The recruitment of patients with ARDS (acute respiratory distress syndrome) for Danish Serendex’s phase II clinical trial – GI HOPE – will begin in November 2015.
This is, according to Serendex, based on encouraging phase I data as well as ethical and regulatory approvals.
This phase II clinical trial – GI HOPE – is the first in the history of Serendex and will be carried out in up to 45 patients with pneumonia associated ARDS (acute respiratory distress syndrome) by German Universities of Giessen and Marburg Lung Center (UGMLC).
The recruited patients will be dosed with Molgradex which is Serendex‘s new proprietary nebulised formulation of recombinant human GM-CSF. The company say Molgradex is its lead candidate drug.
“We have demonstrated in our previous studies in healthy volunteers with Molgradex that the drug is well tolerated. In GI HOPE, we will examine the actual effect in patients with ARDS. We are excited about the study initiation and we hope the trial will demonstrate positive results for the benefit of ARDS patients worldwide”, says Kim Arvid Nielsen, CEO of Serendex.
CLINICAL TRIAL IN TWO PARTS
The trial is a randomized, double-blind, parallel group, multi-centre phase II study in two parts.
Part 1 is a dose escalation/safety run-in part to generate safety data on two different doses of nebulised Molgradex for assessment by an independent board monitoring the produced
data.
The monitoring board will make recommendations as to whether the dose can be increased and whether the study can proceed to Part 2 which is a parallel group comparison of two different
doses of Molgradex versus placebo, Serendex said.

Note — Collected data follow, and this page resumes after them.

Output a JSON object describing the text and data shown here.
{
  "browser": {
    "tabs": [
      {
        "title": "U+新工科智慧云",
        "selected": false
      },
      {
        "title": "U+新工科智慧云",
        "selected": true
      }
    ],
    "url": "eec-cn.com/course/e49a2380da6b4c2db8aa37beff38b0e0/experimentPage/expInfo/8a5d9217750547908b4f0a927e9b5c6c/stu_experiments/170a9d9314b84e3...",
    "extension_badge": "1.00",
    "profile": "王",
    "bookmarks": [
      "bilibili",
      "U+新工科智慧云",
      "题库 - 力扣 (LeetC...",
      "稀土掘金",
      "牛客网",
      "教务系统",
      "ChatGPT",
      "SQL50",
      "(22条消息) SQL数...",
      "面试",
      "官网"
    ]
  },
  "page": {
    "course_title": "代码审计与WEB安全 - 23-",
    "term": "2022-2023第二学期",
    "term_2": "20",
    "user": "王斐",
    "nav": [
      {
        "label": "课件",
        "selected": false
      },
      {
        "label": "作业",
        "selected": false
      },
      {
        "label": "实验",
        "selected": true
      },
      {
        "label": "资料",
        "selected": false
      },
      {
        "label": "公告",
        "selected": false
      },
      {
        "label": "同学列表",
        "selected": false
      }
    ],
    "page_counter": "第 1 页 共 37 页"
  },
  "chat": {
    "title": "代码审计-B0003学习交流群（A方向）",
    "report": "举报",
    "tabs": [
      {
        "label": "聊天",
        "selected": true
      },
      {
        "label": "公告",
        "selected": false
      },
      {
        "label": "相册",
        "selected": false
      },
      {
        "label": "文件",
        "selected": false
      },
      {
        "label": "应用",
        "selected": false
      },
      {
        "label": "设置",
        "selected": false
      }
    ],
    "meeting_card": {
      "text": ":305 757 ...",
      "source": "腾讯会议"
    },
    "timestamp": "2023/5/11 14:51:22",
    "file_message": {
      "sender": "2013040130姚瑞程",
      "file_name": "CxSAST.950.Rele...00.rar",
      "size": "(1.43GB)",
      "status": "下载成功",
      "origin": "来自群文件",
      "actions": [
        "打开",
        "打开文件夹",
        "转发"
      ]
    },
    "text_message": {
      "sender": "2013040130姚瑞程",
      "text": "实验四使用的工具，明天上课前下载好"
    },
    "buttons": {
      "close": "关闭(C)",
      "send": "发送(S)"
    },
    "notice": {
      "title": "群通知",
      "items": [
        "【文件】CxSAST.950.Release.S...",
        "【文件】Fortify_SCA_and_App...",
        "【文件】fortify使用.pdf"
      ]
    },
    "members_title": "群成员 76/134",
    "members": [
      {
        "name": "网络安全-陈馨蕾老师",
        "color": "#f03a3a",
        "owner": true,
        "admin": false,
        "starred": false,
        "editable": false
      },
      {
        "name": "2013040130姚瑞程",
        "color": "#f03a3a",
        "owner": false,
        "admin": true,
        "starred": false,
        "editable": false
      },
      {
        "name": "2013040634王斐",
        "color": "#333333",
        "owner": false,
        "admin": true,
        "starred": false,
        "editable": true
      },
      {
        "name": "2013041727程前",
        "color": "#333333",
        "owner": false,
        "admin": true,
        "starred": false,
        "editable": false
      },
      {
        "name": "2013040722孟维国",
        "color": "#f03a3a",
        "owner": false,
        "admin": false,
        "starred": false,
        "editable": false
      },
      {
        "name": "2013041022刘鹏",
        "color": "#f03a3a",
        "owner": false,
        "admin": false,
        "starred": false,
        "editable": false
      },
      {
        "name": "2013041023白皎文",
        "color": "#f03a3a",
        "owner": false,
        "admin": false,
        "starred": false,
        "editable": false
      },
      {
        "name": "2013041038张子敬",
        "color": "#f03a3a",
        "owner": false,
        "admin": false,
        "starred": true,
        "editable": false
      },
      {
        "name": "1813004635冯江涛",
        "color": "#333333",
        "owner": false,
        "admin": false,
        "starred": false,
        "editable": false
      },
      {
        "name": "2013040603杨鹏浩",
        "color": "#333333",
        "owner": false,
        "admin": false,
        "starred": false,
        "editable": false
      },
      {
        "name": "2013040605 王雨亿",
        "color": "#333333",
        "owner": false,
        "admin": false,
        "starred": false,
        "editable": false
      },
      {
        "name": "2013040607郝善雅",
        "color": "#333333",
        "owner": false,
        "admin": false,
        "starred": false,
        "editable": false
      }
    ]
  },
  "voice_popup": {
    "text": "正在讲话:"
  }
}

The GI HOPE study will take place in Germany based centres belonging to a renowned excellence cluster of lung specialist centres (DZL) and under the supervision of primary investigator Prof. Dr. Susanne Herold from the Universities of Giessen and Marburg Lung Center (UGMLC).
The trial is expected to span a period of two years.
Serendex says that Molgradex is currently being developed for treatment of multiple severe lung diseases such as PAP (pulmonary alveolar proteinosis), ARDS (acute respiratory distress syndrome), BE (bronchiectasis), and CF (cystic fibrosis related lung infections).